Lessons From The Jet Set

“What really makes me feel successful is being able to use my life in service to someone else’s,” Oprah Winfrey noted in her 2009 commencement remarks at Duke.

She then noted:

“And it is really fantastic to have your own jet, and anybody who says it isn’t is lying to you. That jet thing is really good.”

While jet ownership is doubtlessly fantastic — especially Oprah’s jet, which we imagine is full of her favorite things — the vast majority of people will never quite be that successful. However, a somewhat less rarefied consumer class of business and leisure travelers rent the fantastic private jet experience, with the help of businesses like Skyjet.

“We’re first and foremost a private jet company,” noted Skyjet President Greg Richman. “We started as a private jet operator. We work with pilots. I’m a pilot myself. Our basic focus is aviation at all times.”

And while the consumer class for chartered private jet travel is somewhat more crowded than the one Oprah resides in, it is by no means a mass consumer good. Sessions are priced in thousands and often tens of thousands of dollars.

This might lead one to conclude that there is not much in the way of things to be learned from private jet travel for a general retail audience. After all, private jets don’t serve the general consumer.

But PYMNTS’ recent conversations with Skyjet’s Richman might just persuade you otherwise, since most of the lessons Skyjet has learned while it has grown and evolved with its marketplace over almost two decades has led them to conclude that how you sell is as important as what you sell.

“Whether you are accessing private jets or accessing a pizza, the customer is trying to access what they want as quickly and seamlessly as possible. That’s true if they are calling, ordering on the Web or using an app.”

Accessing a private jet is both more complex and riskier than accessing a pizza. Like many luxury goods, private jet charters can attract fraudsters, and the marketplace has been slow to advance in some segments.

“We started in 1997 as the first online quoting system for private jets,” Richman noted. “We actually have an active patent for connecting those flights, and we have been arranging private jet charters for both leisure and business travelers as seamlessly as possible since then.”

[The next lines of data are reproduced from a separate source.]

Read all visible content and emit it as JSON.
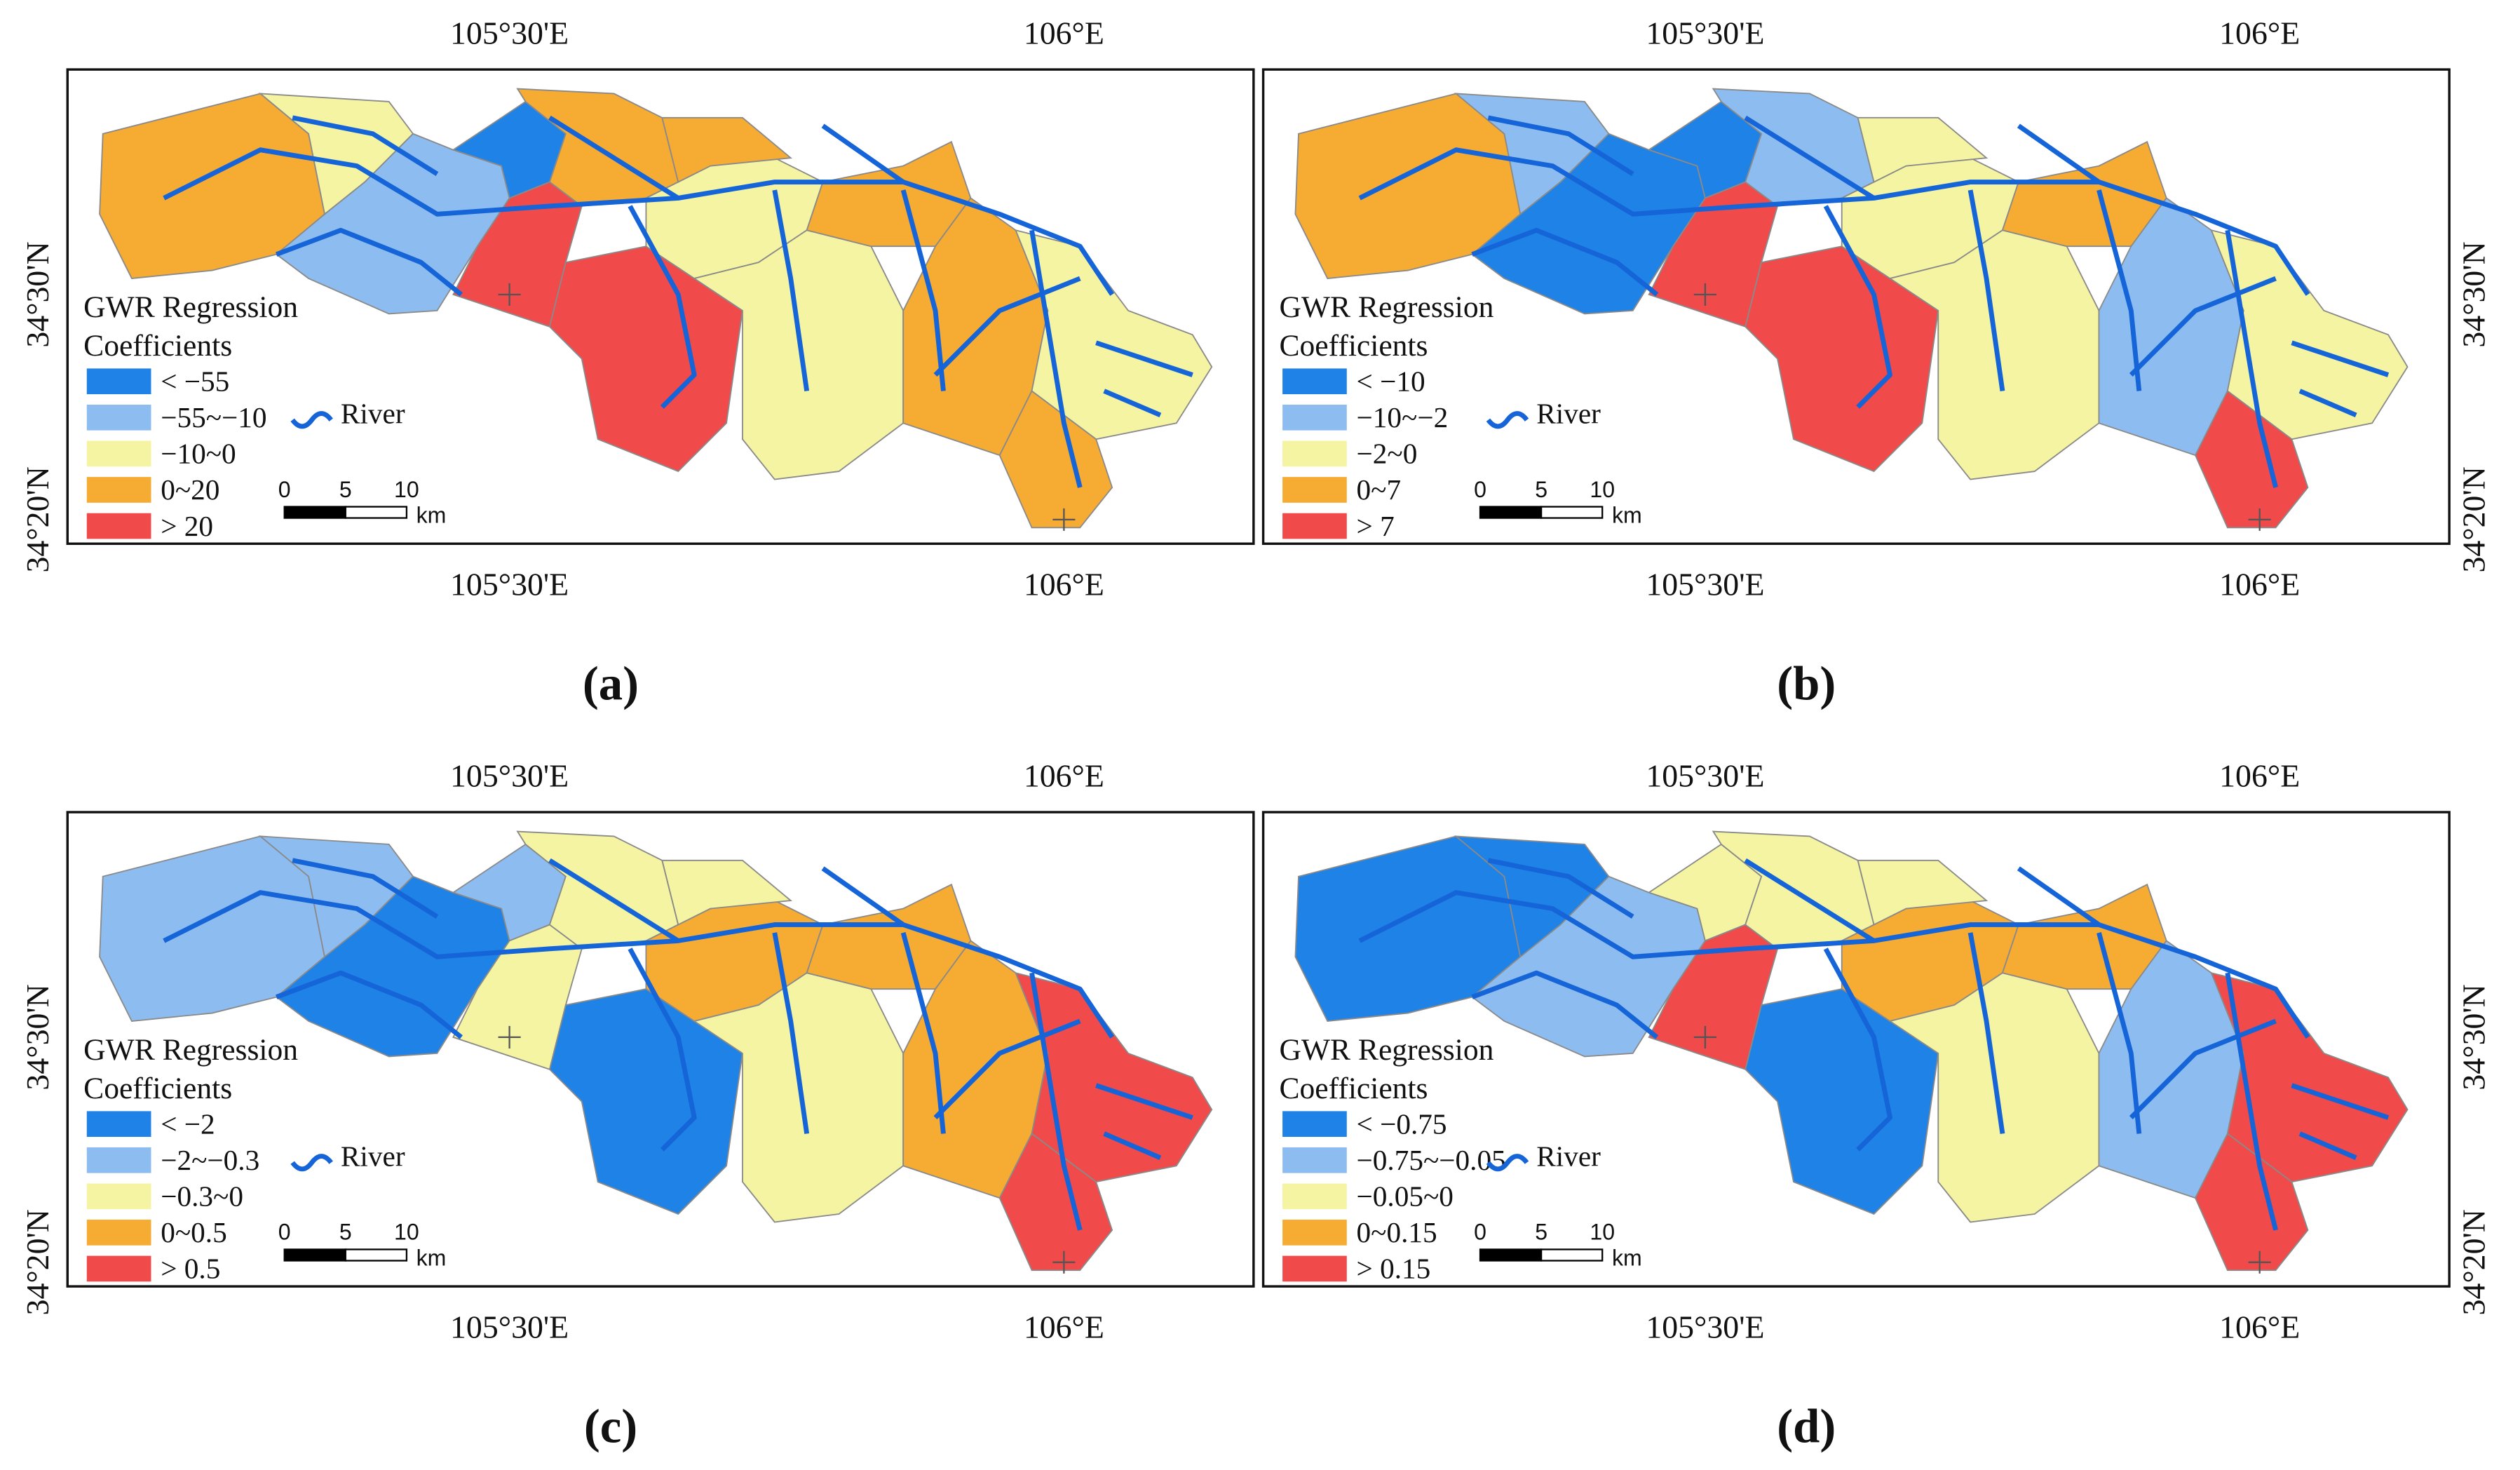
{
  "panels": [
    {
      "label": "(a)",
      "legend": {
        "title_lines": [
          "GWR Regression",
          "Coefficients"
        ],
        "classes": [
          "< −55",
          "−55~−10",
          "−10~0",
          "0~20",
          "> 20"
        ]
      }
    },
    {
      "label": "(b)",
      "legend": {
        "title_lines": [
          "GWR Regression",
          "Coefficients"
        ],
        "classes": [
          "< −10",
          "−10~−2",
          "−2~0",
          "0~7",
          "> 7"
        ]
      }
    },
    {
      "label": "(c)",
      "legend": {
        "title_lines": [
          "GWR Regression",
          "Coefficients"
        ],
        "classes": [
          "< −2",
          "−2~−0.3",
          "−0.3~0",
          "0~0.5",
          "> 0.5"
        ]
      }
    },
    {
      "label": "(d)",
      "legend": {
        "title_lines": [
          "GWR Regression",
          "Coefficients"
        ],
        "classes": [
          "< −0.75",
          "−0.75~−0.05",
          "−0.05~0",
          "0~0.15",
          "> 0.15"
        ]
      }
    }
  ],
  "class_colors": [
    "#1e82e6",
    "#8dbdf0",
    "#f4f4a2",
    "#f6ab32",
    "#f04a4a"
  ],
  "lon_labels": [
    "105°30'E",
    "106°E"
  ],
  "lat_labels": [
    "34°30'N",
    "34°20'N"
  ],
  "river_label": "River",
  "scale": {
    "ticks": [
      "0",
      "5",
      "10"
    ],
    "unit": "km"
  }
}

“The charter market today is entirely fragmented, and often in order to secure jets, a consumer will have to call in, have to use a credit card and then have to take the extra step of copying the front and back of the card and faxing it,” Richman noted.

That has been the inefficiency the firm has been trying to fix — first through an online (and optimized for mobile) website that makes it easier to quote and book flights online. More recently with the launch of an iOS app. The new app will allow customers to do something that has so far been impossible on mobile for the firm: book and pay for their chartered flight using Apple Pay.

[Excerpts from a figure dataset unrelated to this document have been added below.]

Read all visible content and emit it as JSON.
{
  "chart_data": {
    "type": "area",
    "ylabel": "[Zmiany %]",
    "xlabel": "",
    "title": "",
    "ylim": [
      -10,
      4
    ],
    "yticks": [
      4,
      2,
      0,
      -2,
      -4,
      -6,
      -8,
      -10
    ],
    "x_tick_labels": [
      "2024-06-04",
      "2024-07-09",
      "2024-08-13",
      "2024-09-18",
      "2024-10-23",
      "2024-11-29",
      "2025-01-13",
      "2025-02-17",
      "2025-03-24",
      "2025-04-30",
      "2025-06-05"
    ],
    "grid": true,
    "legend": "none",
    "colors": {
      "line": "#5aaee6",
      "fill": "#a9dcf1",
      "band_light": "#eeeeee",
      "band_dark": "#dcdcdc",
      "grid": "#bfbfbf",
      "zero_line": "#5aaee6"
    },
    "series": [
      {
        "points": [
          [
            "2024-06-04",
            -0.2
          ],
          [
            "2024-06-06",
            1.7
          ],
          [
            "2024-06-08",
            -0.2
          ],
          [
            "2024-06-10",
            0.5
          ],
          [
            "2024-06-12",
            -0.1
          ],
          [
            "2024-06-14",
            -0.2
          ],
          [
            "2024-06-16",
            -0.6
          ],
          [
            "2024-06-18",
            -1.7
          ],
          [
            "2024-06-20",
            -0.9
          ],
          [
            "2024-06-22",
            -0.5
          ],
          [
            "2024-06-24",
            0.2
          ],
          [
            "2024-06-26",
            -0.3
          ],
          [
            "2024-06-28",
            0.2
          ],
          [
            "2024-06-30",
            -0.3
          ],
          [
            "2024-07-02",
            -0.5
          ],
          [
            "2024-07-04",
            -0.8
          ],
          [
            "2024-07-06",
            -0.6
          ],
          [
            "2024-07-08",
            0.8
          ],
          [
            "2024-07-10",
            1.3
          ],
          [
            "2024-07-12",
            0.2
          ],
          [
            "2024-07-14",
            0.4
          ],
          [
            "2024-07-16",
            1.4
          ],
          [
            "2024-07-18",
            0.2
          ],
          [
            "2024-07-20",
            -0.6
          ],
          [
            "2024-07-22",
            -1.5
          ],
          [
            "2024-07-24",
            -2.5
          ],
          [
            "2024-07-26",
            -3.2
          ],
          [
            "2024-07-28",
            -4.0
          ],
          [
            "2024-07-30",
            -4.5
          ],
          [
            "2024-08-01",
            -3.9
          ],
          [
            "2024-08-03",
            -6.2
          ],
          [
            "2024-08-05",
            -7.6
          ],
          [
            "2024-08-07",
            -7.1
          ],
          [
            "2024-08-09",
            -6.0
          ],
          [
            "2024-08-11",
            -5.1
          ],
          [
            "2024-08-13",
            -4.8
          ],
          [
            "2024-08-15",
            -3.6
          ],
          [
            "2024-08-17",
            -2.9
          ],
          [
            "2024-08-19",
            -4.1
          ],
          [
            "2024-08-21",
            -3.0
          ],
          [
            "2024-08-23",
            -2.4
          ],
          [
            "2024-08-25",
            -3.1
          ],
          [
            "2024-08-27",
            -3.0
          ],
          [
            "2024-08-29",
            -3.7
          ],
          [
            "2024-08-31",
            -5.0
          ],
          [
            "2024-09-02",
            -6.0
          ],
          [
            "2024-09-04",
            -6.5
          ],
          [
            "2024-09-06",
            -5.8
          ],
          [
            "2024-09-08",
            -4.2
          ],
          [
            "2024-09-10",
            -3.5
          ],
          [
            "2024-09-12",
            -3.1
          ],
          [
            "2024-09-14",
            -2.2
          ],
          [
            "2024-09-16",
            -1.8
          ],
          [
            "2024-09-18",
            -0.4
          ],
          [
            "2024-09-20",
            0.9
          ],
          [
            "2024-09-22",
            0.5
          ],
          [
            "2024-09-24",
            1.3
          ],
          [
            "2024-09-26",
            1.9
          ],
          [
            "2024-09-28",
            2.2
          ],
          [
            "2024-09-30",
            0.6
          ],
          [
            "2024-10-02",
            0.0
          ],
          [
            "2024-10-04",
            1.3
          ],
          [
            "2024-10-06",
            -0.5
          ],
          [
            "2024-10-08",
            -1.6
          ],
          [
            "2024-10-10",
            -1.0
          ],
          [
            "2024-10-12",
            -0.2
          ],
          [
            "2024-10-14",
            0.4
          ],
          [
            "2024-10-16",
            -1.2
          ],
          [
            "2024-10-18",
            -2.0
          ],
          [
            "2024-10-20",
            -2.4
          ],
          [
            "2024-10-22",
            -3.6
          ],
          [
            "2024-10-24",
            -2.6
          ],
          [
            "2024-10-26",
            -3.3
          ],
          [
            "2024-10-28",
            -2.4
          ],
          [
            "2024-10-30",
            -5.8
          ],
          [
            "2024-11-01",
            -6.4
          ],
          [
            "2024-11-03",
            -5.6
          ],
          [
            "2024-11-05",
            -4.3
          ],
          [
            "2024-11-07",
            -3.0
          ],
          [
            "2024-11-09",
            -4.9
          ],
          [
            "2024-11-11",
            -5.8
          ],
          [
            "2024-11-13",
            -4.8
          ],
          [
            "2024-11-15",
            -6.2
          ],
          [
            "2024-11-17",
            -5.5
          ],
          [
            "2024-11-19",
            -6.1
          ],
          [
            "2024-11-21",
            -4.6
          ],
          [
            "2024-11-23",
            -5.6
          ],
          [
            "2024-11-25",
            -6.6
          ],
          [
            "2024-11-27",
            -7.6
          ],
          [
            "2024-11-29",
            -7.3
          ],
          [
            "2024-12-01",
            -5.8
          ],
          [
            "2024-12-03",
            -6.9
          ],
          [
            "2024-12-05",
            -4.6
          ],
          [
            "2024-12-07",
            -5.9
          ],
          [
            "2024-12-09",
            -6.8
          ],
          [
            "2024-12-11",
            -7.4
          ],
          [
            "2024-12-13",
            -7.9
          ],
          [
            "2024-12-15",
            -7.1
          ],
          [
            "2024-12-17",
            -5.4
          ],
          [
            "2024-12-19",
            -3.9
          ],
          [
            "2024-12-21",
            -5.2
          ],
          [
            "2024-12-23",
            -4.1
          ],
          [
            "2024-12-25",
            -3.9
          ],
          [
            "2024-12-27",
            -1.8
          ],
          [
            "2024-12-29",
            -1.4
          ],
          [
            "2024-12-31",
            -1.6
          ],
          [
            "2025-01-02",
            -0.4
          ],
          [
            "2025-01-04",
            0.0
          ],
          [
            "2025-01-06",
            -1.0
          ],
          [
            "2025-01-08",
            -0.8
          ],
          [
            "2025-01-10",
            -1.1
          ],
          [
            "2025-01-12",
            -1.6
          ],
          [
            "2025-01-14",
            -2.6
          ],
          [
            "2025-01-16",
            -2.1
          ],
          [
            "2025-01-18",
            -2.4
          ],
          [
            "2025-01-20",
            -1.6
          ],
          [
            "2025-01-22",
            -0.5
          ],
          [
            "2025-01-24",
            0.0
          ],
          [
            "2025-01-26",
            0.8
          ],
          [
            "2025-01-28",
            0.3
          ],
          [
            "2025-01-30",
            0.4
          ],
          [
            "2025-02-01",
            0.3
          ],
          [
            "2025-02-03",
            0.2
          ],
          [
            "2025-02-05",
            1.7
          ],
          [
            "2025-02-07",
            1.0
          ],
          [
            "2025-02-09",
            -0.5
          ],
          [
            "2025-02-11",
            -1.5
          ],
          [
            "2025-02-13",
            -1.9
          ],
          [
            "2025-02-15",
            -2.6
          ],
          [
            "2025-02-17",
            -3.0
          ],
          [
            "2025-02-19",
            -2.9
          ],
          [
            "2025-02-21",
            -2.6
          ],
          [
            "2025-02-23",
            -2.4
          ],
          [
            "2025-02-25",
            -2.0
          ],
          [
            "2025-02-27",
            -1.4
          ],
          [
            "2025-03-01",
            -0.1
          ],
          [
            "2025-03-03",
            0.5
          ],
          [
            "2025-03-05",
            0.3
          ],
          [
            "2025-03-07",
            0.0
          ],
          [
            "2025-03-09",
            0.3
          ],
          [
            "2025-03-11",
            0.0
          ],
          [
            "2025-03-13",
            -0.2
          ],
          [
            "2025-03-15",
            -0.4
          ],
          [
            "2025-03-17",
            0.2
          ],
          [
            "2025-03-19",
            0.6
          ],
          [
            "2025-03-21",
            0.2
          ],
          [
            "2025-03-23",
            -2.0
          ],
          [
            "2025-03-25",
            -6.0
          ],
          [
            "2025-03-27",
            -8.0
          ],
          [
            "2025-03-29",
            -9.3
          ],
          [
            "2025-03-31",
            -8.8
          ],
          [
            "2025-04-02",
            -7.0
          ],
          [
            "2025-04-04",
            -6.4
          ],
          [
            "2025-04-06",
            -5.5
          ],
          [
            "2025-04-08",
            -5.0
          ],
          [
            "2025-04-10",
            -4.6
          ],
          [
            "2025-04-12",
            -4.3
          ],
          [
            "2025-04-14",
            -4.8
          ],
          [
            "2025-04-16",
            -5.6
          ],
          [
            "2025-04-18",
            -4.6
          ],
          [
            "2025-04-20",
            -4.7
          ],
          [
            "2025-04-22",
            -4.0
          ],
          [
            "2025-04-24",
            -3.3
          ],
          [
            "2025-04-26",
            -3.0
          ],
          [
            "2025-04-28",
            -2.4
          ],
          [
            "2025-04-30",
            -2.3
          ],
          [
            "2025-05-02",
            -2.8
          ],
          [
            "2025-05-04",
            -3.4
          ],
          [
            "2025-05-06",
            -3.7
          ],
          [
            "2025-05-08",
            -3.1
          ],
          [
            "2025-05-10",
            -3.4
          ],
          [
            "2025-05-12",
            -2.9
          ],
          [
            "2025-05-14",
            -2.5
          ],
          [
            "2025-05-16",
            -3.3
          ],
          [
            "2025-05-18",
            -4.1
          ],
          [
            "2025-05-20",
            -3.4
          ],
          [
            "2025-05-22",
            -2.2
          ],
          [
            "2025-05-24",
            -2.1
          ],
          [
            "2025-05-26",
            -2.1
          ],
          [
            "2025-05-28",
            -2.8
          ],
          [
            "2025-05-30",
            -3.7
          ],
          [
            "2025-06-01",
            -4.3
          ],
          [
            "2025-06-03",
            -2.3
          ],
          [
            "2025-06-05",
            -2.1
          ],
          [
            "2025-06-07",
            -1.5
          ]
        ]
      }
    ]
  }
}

“Since mobile really started becoming important for our business and leisure customers, it has been been the vision for some time to allow customers to leverage that to secure a jet really quickly and safely with just the tap of your thumb,” Richman noted. “But Apple Pay with the bio-authentication [and tokenization] was the first product that really made it possible.”

The new app and tie-in with Apple Pay, Richman explained, is just an expansion of the company’s main mission.

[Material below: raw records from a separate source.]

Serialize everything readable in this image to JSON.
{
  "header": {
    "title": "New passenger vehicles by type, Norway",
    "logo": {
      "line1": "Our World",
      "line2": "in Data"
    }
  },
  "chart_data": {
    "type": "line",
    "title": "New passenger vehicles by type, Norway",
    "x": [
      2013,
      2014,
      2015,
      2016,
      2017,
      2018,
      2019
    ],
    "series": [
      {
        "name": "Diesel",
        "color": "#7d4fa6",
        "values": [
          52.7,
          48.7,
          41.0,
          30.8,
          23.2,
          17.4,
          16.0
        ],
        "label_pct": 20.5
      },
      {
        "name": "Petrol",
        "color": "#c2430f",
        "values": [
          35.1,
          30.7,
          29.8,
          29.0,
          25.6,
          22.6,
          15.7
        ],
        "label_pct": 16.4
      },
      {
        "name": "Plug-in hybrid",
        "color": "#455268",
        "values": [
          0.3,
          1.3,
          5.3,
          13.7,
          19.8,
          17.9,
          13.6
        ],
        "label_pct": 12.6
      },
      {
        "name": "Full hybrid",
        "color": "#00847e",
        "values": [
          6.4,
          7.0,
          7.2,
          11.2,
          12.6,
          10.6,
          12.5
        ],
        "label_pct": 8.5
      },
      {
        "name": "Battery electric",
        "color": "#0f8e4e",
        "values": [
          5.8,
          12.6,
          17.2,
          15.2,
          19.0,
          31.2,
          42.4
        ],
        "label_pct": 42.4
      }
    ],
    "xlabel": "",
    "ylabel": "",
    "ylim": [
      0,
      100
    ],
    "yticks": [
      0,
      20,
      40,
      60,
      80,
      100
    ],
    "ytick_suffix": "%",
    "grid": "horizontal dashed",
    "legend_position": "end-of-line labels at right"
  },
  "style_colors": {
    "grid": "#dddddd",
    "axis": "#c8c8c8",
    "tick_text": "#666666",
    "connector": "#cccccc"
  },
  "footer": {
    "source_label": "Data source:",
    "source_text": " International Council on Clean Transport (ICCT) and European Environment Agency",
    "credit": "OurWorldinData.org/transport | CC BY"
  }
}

“Our business is about split 50-50 between leisure and business users. Although we have technologically upgraded with the app, the infrastructure and the payments-centered experience, we are one of the largest private jet companies working in the U.S. right now,” Richman noted. “We’re not a technology company. We use technology to reach the maximum number of people that we possibly can with great customer service.”

Private jets are not an easy line of work to be in. Often Skyjet finds itself juggling bookings that involve multiple city stops in a single day — sometimes with rather short notice. And different clients, Richman added, want different things. Some users, he said, fully expect to continue booking travel over the phone — while corporate users fully expect to do business via an app and its multiple travel management capabilities.

“Every trip is different and unique, and we treat each trip as a though it is a performance. We have to make sure that we are always able to change with different city pairs because it is customized,” Richman said. “Customization is a challenge, and getting a jet with the tap of the finger is just the beginning of the job for us.”

It is a job they are facing more competition from these day — especially as an increasing number of up-and-comers to the marketplace are looking to solve the fragmentation in the market by Uberizing it with a flexible online/mobile booking platform.

“It’s a highly competitive and growing market, and there are lots of startups. I think this is a good thing because it innovates; it allows our industry to grow and change,” Richman noted.

And ultimately he is not worried. The technology part of the platform and the seamlessness in browsing and payment are important, according to Richman, and are becoming more so with startups creeping in and looking to disrupt. But Skyjet also runs and specializes in the second part of the experience — the trip itself, often the harder part to master and not a skill the firm picked up overnight. And, he thinks, the advances in tech can only make them better at delivering on all parts of the experience.

“We really think this market is going to continue to grow, and we want to be the forefront leaders of taking private jet aviation to the next level. With Apple Pay and we making it accessible at the tap of your thumb, how simple is that.”